-Señor alcalde.
-Dime, Marcial.
-Maroto.
-Joder.
-Ya.
-¿Has avisado al cabo Requejo y al Páter?
-Afuera nos esperan en el coche.
-Pues, hala, vámonos.
Pedro Maroto era un señor perfectamente normal, amante padre de familia, responsable empleado de banca y eficaz contable.
Una verdadera lástima que se le cruzaran los cables de tanto en vez.
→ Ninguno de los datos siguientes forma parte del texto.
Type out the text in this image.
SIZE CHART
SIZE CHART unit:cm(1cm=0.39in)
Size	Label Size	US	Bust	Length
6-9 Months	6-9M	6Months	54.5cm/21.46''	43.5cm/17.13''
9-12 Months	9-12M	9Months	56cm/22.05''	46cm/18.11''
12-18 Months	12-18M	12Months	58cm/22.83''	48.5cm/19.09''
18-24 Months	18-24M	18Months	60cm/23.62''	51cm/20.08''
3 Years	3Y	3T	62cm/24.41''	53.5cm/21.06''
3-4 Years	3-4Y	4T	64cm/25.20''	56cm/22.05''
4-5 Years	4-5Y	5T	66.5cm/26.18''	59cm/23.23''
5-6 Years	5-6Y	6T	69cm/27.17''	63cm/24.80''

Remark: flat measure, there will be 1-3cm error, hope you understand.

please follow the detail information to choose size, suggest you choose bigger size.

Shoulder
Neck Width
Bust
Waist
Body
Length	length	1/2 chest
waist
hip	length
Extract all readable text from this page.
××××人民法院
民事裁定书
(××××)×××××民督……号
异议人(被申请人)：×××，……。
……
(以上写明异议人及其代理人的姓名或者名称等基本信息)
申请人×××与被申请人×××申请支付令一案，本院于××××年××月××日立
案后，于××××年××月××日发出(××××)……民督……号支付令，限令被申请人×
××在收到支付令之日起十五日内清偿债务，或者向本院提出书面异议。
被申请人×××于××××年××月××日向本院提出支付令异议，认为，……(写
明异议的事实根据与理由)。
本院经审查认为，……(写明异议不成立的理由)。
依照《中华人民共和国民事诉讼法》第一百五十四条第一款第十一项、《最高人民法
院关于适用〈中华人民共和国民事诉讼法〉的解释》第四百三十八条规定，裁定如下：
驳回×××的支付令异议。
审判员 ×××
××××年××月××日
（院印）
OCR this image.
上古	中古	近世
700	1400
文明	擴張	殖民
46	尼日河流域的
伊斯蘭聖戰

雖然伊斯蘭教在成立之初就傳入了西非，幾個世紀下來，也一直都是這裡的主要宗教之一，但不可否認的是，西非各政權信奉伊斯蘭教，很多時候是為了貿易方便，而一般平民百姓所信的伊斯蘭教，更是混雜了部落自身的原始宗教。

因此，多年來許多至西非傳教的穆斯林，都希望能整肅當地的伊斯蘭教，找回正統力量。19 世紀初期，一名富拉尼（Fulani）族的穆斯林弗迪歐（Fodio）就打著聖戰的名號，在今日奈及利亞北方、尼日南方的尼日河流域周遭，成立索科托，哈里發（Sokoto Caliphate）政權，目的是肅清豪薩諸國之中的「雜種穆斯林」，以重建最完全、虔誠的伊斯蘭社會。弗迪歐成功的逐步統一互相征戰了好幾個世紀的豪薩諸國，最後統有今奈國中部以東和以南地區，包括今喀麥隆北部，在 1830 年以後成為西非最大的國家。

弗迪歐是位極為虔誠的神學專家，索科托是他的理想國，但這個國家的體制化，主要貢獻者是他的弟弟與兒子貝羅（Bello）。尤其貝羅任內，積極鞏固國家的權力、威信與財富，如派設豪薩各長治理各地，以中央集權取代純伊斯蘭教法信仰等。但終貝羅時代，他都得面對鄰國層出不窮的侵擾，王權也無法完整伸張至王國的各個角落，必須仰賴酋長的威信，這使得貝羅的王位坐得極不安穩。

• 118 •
De modo imprevisible, por las causas más peregrinas, Maroto perdía los papeles, buscaba su escopeta y su munición, y se echaba al monte.
Y había que ir a buscarlo, responsabilidad que recaía -aburrida y desagradable- en el Alcalde, el cabo de la Benemérita y el Señor Cura.
-¡Pedro!, ¿qué pasa, hombre?
-¡Váyanse!
-¡Pedro, baja, coñe!
-¡Irse, que disparo!
-¡Maroto, venga aquí de inmediato!
¡¡¡Piiiiiuuu!!! (disparo de Maroto, alejado de su blanco).
-(No le caliente, mi cabo, que le está mejorando la puntería y nos acabará acertando un día de estos).
-¡Pedro, hijo mío! ¿Qué te aflige?
-¡Que se me ha roto la lavadora!
-(Hay que fastidiarse).
-(Calle, cabo)...¿Y por qué no avisas a Peral?
-¡La maldita garantía! ¡Se pasa y a la semana siguiente se tiene que romper el aparato!
-¡Pues te compras otra, hijo, que tienes buen sueldo en el banco!
-¡Si no es por el dinero, Padre, es por la rabia!
-(En eso lleva razón).
-(A mí me pasó lo mismo con el televisor, y gracias a que me paró la pariente, porque ya tenía al cacharro encañonado para meterle dos tiros. Si es que parece que lo hacen aposta los de las fábricas).